7. There is little to no evidence of the use of bovine vaccines in goats. It may be tempting to use the cattle respiratory disease vaccines in goats to prevent pneumonia. Although goats receive some of the same bacteria and viruses as cattle, the strains are different and there is currently no evidence that bovine vaccines protect against pneumonia in goats.
8. Breathing quickly or hard is not the same as pneumonia. Here are a few examples: Consider a 5 month old Angora with a temperature of 104.6o and a breathing rate of 78 breaths per minute and a 6 month old Bure with a temperature of 105o and a breathing rate of 100 breaths per minute. Both do not eat and both have a lack of rumen (stomach) motility. All of these are signs of pneumonia and based on these parameters both were treated for pneumonia before coming to see me. After my examination, I found that the Angora had copper toxicity and the Bure had grain overload. The delay in the correct diagnosis leads to unnecessary suffering for the animals and it is very important that sick animals are fully examined by a veterinarian in order to obtain a timely and accurate diagnosis.
9. Cough is an unreliable symptom. Animals that cough do not necessarily have pneumonia, and animals with pneumonia do not necessarily have to cough. When someone calls me with a coughing goat and wants an antibiotic for them, I always ask if they are sick and have a fever. Most animals that only cough but are otherwise healthy do not need antibiotics. They should be closely monitored. On the other hand, not all animals that have pneumonia cough.

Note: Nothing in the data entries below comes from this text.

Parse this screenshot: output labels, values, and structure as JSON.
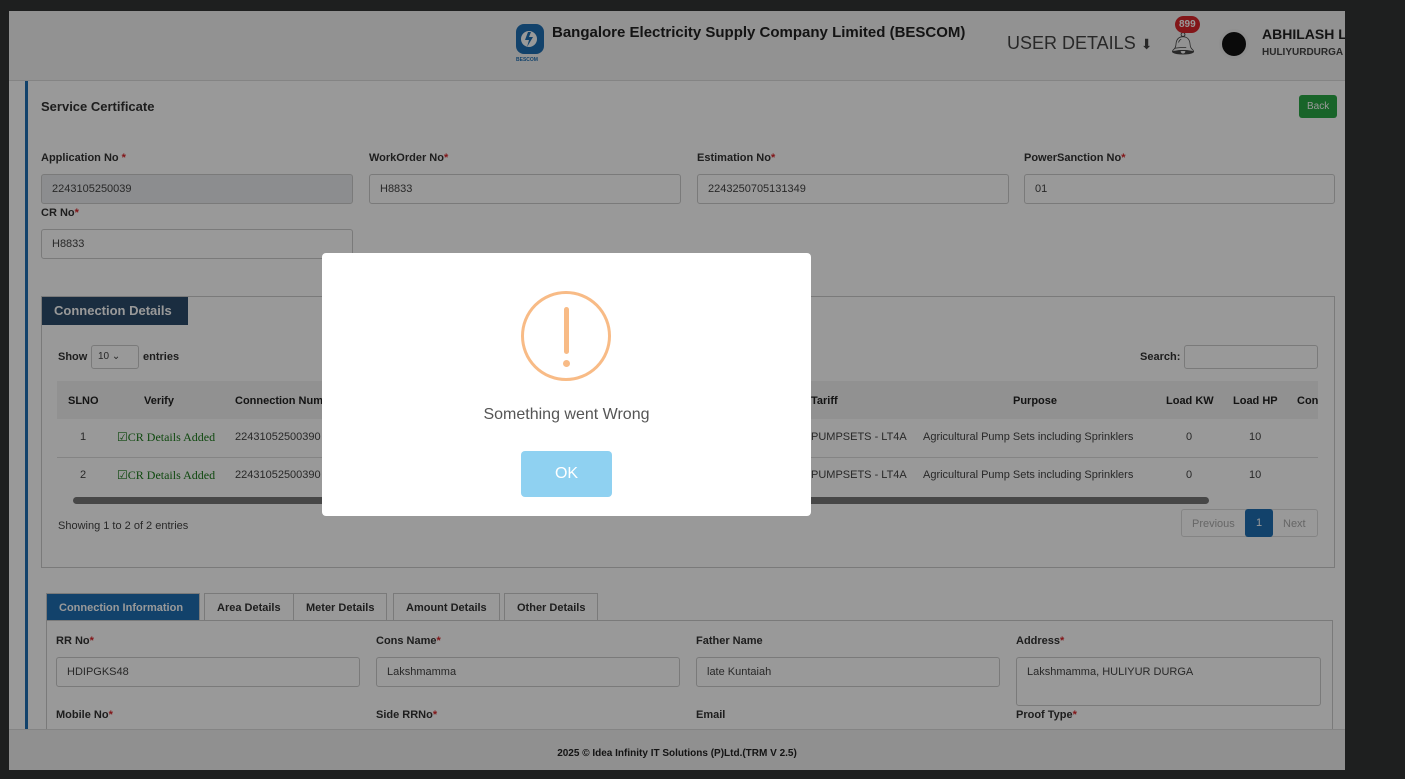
{
  "header": {
    "company": "Bangalore Electricity Supply Company Limited (BESCOM)",
    "logo_text": "BESCOM",
    "user_details": "USER DETAILS",
    "notif_count": "899",
    "user_name": "ABHILASH L",
    "user_location": "HULIYURDURGA"
  },
  "page": {
    "title": "Service Certificate",
    "back": "Back"
  },
  "fields": [
    {
      "label": "Application No",
      "value": "2243105250039"
    },
    {
      "label": "WorkOrder No",
      "value": "H8833"
    },
    {
      "label": "Estimation No",
      "value": "2243250705131349"
    },
    {
      "label": "PowerSanction No",
      "value": "01"
    },
    {
      "label": "CR No",
      "value": "H8833"
    }
  ],
  "connection": {
    "title": "Connection Details",
    "show": "Show",
    "entries_value": "10",
    "entries": "entries",
    "search": "Search:",
    "columns": [
      "SLNO",
      "Verify",
      "Connection Num",
      "Tariff",
      "Purpose",
      "Load KW",
      "Load HP",
      "Con"
    ],
    "rows": [
      {
        "slno": "1",
        "verify": "CR Details Added",
        "conn": "22431052500390",
        "tariff": "PUMPSETS - LT4A",
        "purpose": "Agricultural Pump Sets including Sprinklers",
        "kw": "0",
        "hp": "10"
      },
      {
        "slno": "2",
        "verify": "CR Details Added",
        "conn": "22431052500390",
        "tariff": "PUMPSETS - LT4A",
        "purpose": "Agricultural Pump Sets including Sprinklers",
        "kw": "0",
        "hp": "10"
      }
    ],
    "info": "Showing 1 to 2 of 2 entries",
    "prev": "Previous",
    "page": "1",
    "next": "Next"
  },
  "tabs": [
    "Connection Information",
    "Area Details",
    "Meter Details",
    "Amount Details",
    "Other Details"
  ],
  "info_fields": [
    {
      "label": "RR No",
      "value": "HDIPGKS48",
      "req": true
    },
    {
      "label": "Cons Name",
      "value": "Lakshmamma",
      "req": true
    },
    {
      "label": "Father Name",
      "value": "late Kuntaiah",
      "req": false
    },
    {
      "label": "Address",
      "value": "Lakshmamma, HULIYUR DURGA",
      "req": true
    },
    {
      "label": "Mobile No",
      "req": true
    },
    {
      "label": "Side RRNo",
      "req": true
    },
    {
      "label": "Email",
      "req": false
    },
    {
      "label": "Proof Type",
      "req": true
    }
  ],
  "footer": "2025 © Idea Infinity IT Solutions (P)Ltd.(TRM V 2.5)",
  "modal": {
    "message": "Something went Wrong",
    "ok": "OK"
  }
}
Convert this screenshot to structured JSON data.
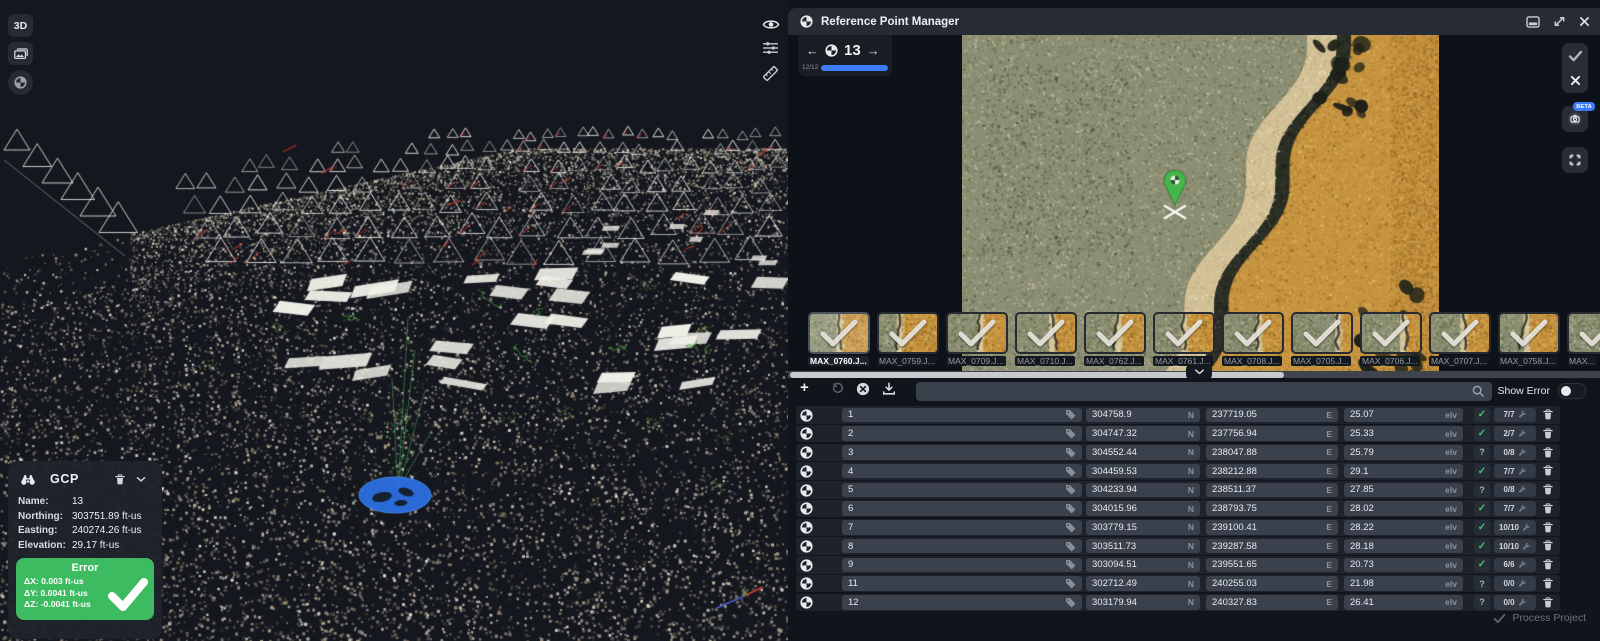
{
  "left": {
    "view_3d": "3D",
    "gcp_card": {
      "title": "GCP",
      "fields": [
        {
          "label": "Name:",
          "value": "13"
        },
        {
          "label": "Northing:",
          "value": "303751.89 ft-us"
        },
        {
          "label": "Easting:",
          "value": "240274.26 ft-us"
        },
        {
          "label": "Elevation:",
          "value": "29.17 ft-us"
        }
      ],
      "error": {
        "title": "Error",
        "lines": [
          "ΔX: 0.003 ft-us",
          "ΔY: 0.0041 ft-us",
          "ΔZ: -0.0041 ft-us"
        ]
      }
    }
  },
  "panel": {
    "title": "Reference Point Manager",
    "nav": {
      "current": "13",
      "progress": "12/12",
      "progress_percent": 100
    },
    "side_buttons": {
      "beta_label": "BETA"
    },
    "thumbnails": [
      {
        "label": "MAX_0760.J...",
        "selected": true
      },
      {
        "label": "MAX_0759.J...",
        "selected": false
      },
      {
        "label": "MAX_0709.J...",
        "selected": false
      },
      {
        "label": "MAX_0710.J...",
        "selected": false
      },
      {
        "label": "MAX_0762.J...",
        "selected": false
      },
      {
        "label": "MAX_0761.J...",
        "selected": false
      },
      {
        "label": "MAX_0708.J...",
        "selected": false
      },
      {
        "label": "MAX_0705.J...",
        "selected": false
      },
      {
        "label": "MAX_0706.J...",
        "selected": false
      },
      {
        "label": "MAX_0707.J...",
        "selected": false
      },
      {
        "label": "MAX_0758.J...",
        "selected": false
      },
      {
        "label": "MAX...",
        "selected": false
      }
    ],
    "toolbar": {
      "search_value": "",
      "show_error_label": "Show Error",
      "show_error_on": false
    },
    "table": {
      "units": {
        "northing": "N",
        "easting": "E",
        "elevation": "elv"
      },
      "rows": [
        {
          "name": "1",
          "northing": "304758.9",
          "easting": "237719.05",
          "elevation": "25.07",
          "status": "check",
          "count": "7/7"
        },
        {
          "name": "2",
          "northing": "304747.32",
          "easting": "237756.94",
          "elevation": "25.33",
          "status": "check",
          "count": "2/7"
        },
        {
          "name": "3",
          "northing": "304552.44",
          "easting": "238047.88",
          "elevation": "25.79",
          "status": "question",
          "count": "0/8"
        },
        {
          "name": "4",
          "northing": "304459.53",
          "easting": "238212.88",
          "elevation": "29.1",
          "status": "check",
          "count": "7/7"
        },
        {
          "name": "5",
          "northing": "304233.94",
          "easting": "238511.37",
          "elevation": "27.85",
          "status": "question",
          "count": "0/8"
        },
        {
          "name": "6",
          "northing": "304015.96",
          "easting": "238793.75",
          "elevation": "28.02",
          "status": "check",
          "count": "7/7"
        },
        {
          "name": "7",
          "northing": "303779.15",
          "easting": "239100.41",
          "elevation": "28.22",
          "status": "check",
          "count": "10/10"
        },
        {
          "name": "8",
          "northing": "303511.73",
          "easting": "239287.58",
          "elevation": "28.18",
          "status": "check",
          "count": "10/10"
        },
        {
          "name": "9",
          "northing": "303094.51",
          "easting": "239551.65",
          "elevation": "20.73",
          "status": "check",
          "count": "6/6"
        },
        {
          "name": "11",
          "northing": "302712.49",
          "easting": "240255.03",
          "elevation": "21.98",
          "status": "question",
          "count": "0/0"
        },
        {
          "name": "12",
          "northing": "303179.94",
          "easting": "240327.83",
          "elevation": "26.41",
          "status": "question",
          "count": "0/0"
        }
      ]
    },
    "footer": {
      "process_label": "Process Project"
    }
  },
  "colors": {
    "accent_blue": "#3e7bfa",
    "success_green": "#3ec965",
    "error_box_green": "#3dbb60"
  }
}
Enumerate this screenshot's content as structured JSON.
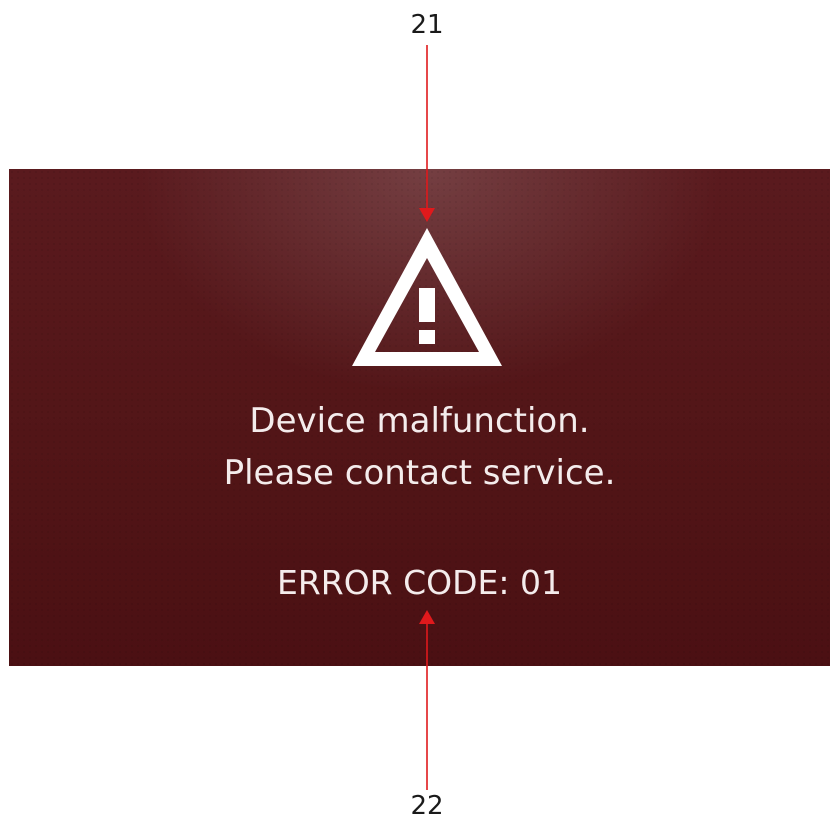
{
  "annotations": {
    "icon_ref": "21",
    "code_ref": "22",
    "leader_color": "#e0191c"
  },
  "screen": {
    "icon": "warning-triangle-icon",
    "message_line1": "Device malfunction.",
    "message_line2": "Please contact service.",
    "error_code": "ERROR CODE: 01",
    "background_color": "#521517",
    "text_color": "#f4ecec"
  }
}
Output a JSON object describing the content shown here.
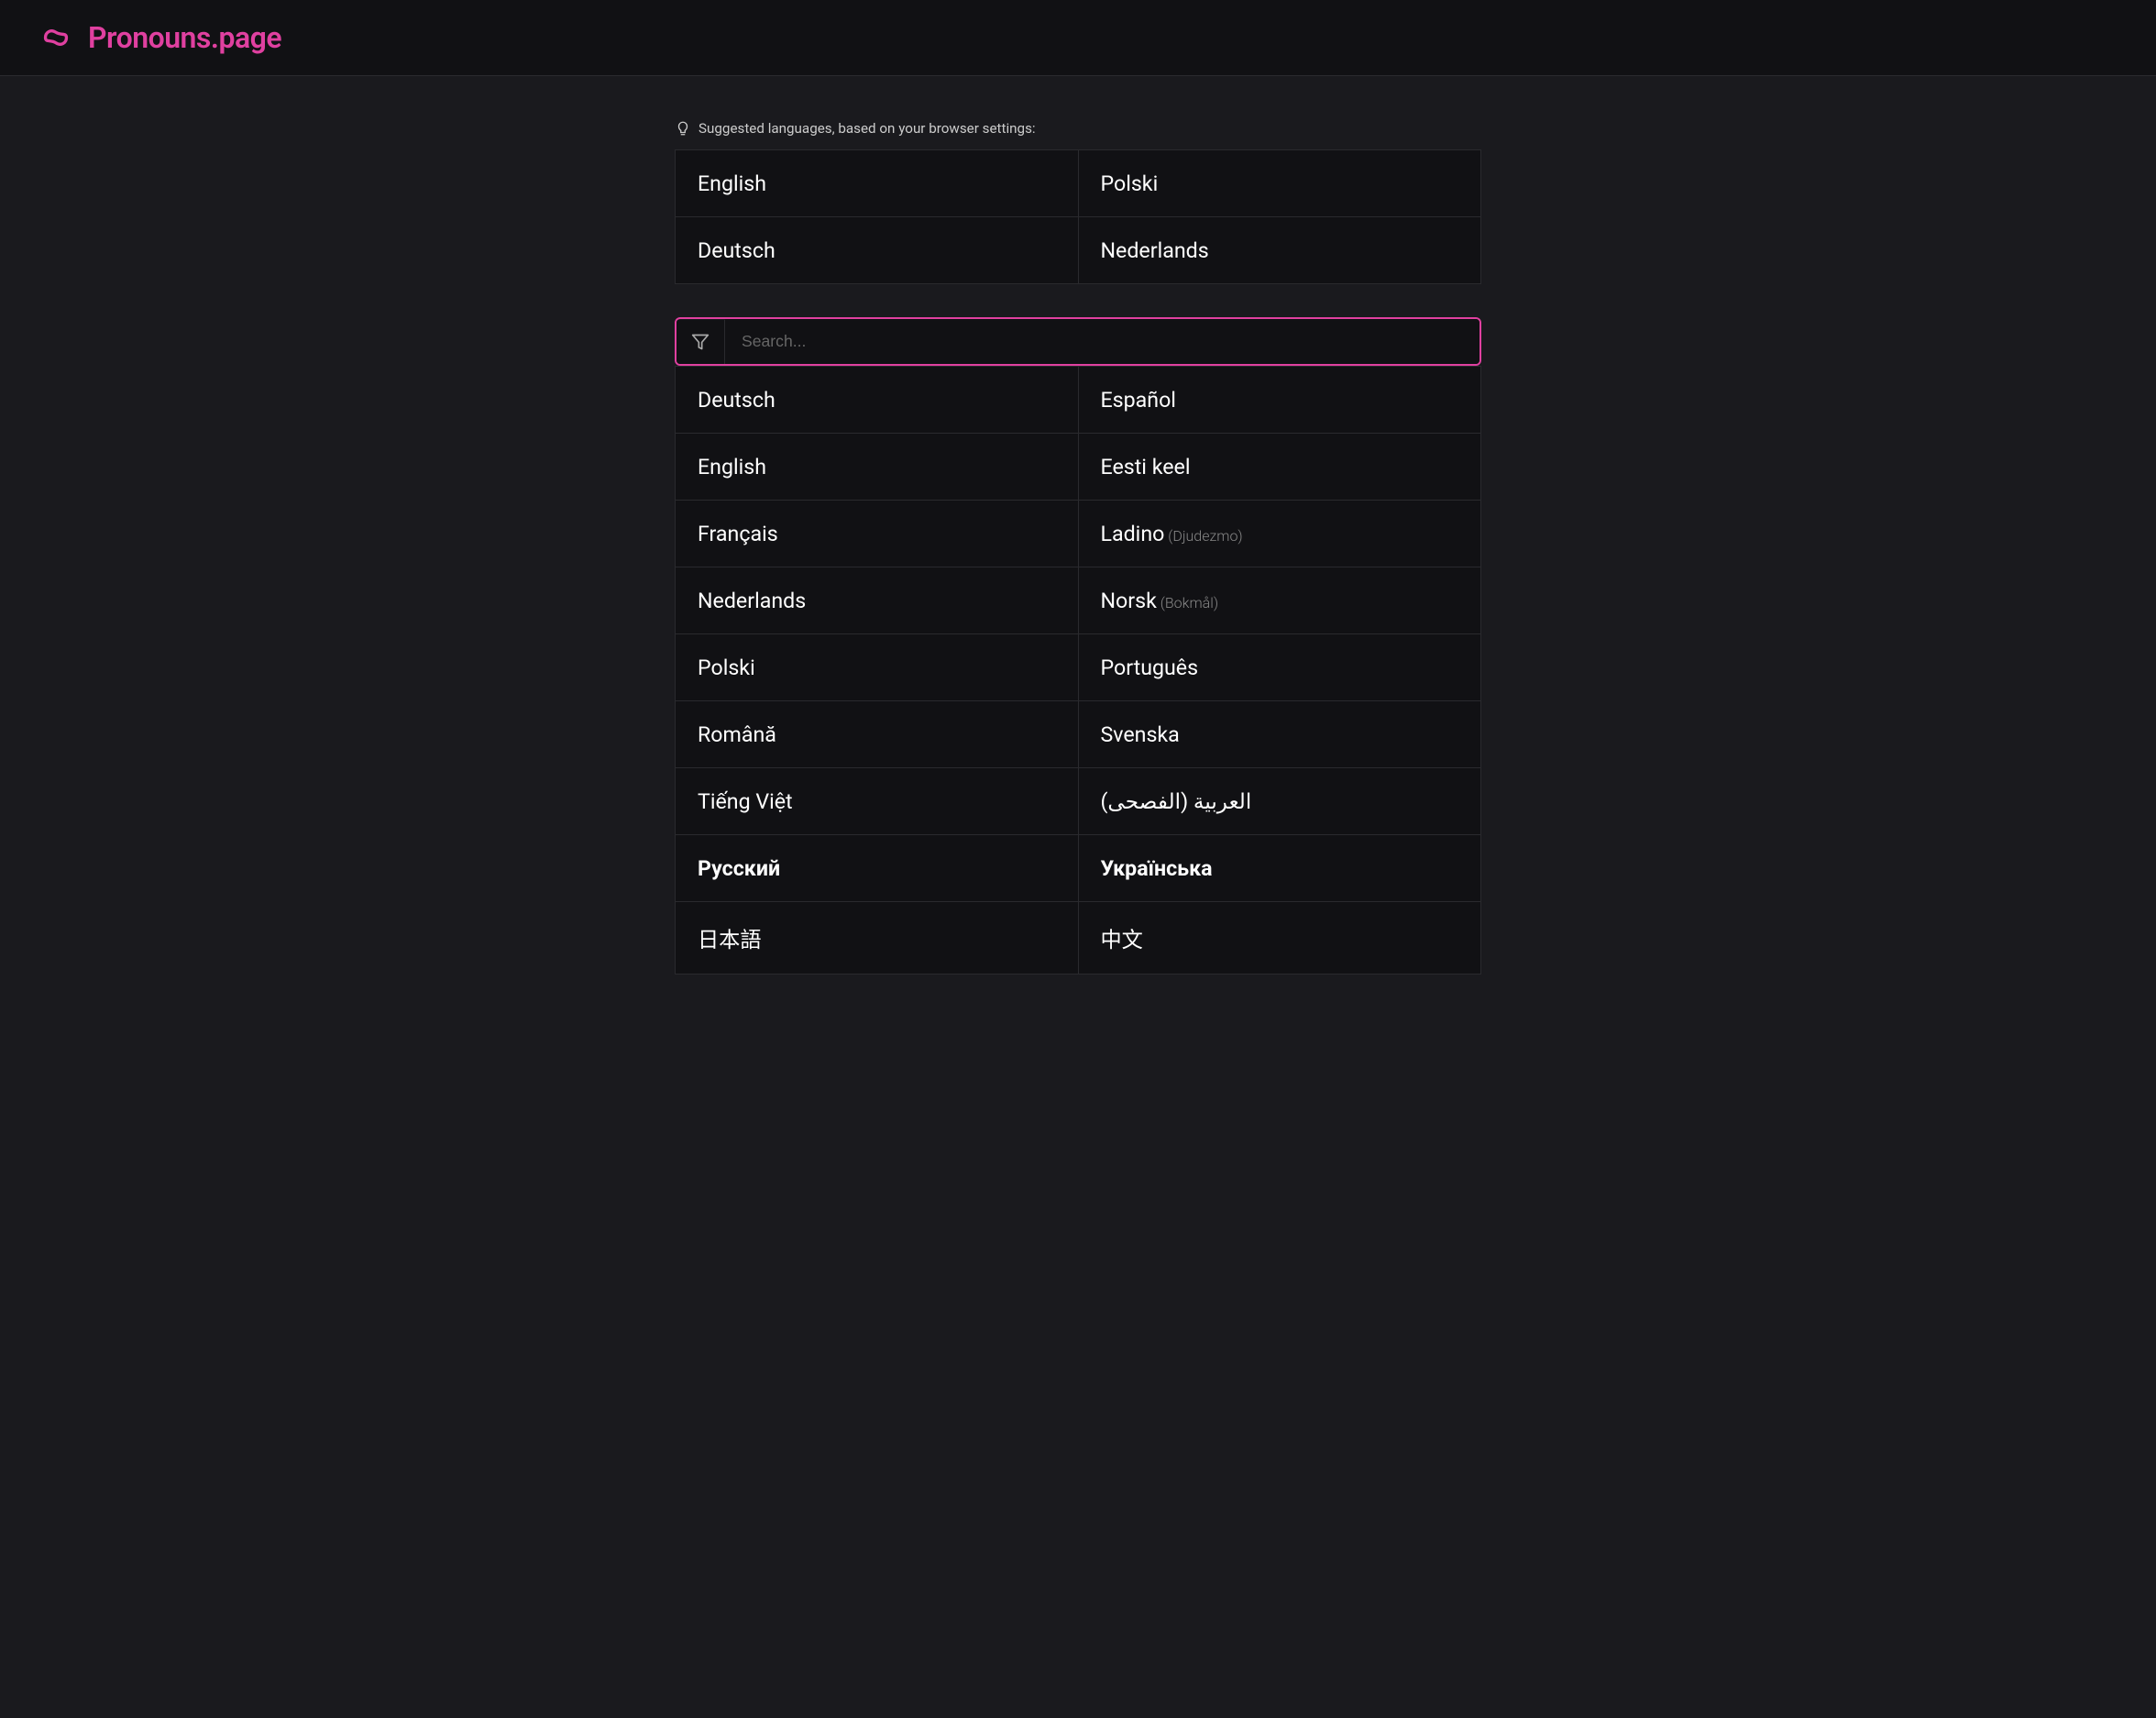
{
  "header": {
    "title": "Pronouns.page",
    "logo_alt": "pronouns-logo"
  },
  "suggestion_section": {
    "label": "Suggested languages, based on your browser settings:",
    "languages": [
      {
        "name": "English",
        "col": 0
      },
      {
        "name": "Polski",
        "col": 1
      },
      {
        "name": "Deutsch",
        "col": 0
      },
      {
        "name": "Nederlands",
        "col": 1
      }
    ]
  },
  "search": {
    "placeholder": "Search..."
  },
  "all_languages": [
    {
      "left": {
        "name": "Deutsch",
        "sub": ""
      },
      "right": {
        "name": "Español",
        "sub": ""
      }
    },
    {
      "left": {
        "name": "English",
        "sub": ""
      },
      "right": {
        "name": "Eesti keel",
        "sub": ""
      }
    },
    {
      "left": {
        "name": "Français",
        "sub": ""
      },
      "right": {
        "name": "Ladino",
        "sub": "(Djudezmo)"
      }
    },
    {
      "left": {
        "name": "Nederlands",
        "sub": ""
      },
      "right": {
        "name": "Norsk",
        "sub": "(Bokmål)"
      }
    },
    {
      "left": {
        "name": "Polski",
        "sub": ""
      },
      "right": {
        "name": "Português",
        "sub": ""
      }
    },
    {
      "left": {
        "name": "Română",
        "sub": ""
      },
      "right": {
        "name": "Svenska",
        "sub": ""
      }
    },
    {
      "left": {
        "name": "Tiếng Việt",
        "sub": ""
      },
      "right": {
        "name": "العربية (الفصحى)",
        "sub": ""
      }
    },
    {
      "left": {
        "name": "Русский",
        "sub": "",
        "bold": true
      },
      "right": {
        "name": "Українська",
        "sub": "",
        "bold": true
      }
    },
    {
      "left": {
        "name": "日本語",
        "sub": ""
      },
      "right": {
        "name": "中文",
        "sub": ""
      }
    }
  ]
}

10. Please be careful with advice from the Internet. People in online groups mean well, but often give incomplete answers. There are nuances of recommended treatment that can make it inappropriate in certain situations. Often the answers are reflexive or overly simplified and leave out important details. The second problem is that it becomes clear that the counselor has not read the entire question asked. They often respond to the first keyword they see without fully considering the whole situation. I highly recommend establishing a daylight relationship with a veterinarian in your area. When a goat farmer calls me for advice and all I’ve ever done for him is an emergency C-section at 2 a.m., we have no relationship or shared knowledge that allows me to give advice or medication. However, once I’ve seen a number of animals for this producer and been in their facility and seen firsthand how they work, I am much better able to help them over the phone if necessary.
About the author: Dr. Meredyth Jones is an adjunct professor of food veterinary medicine and surgery in the College of Veterinary Medicine at Oklahoma State University. A graduate of the American College of Veterinary Internal Medicine (Large Animal), she also holds Large Animal Consulting & Education.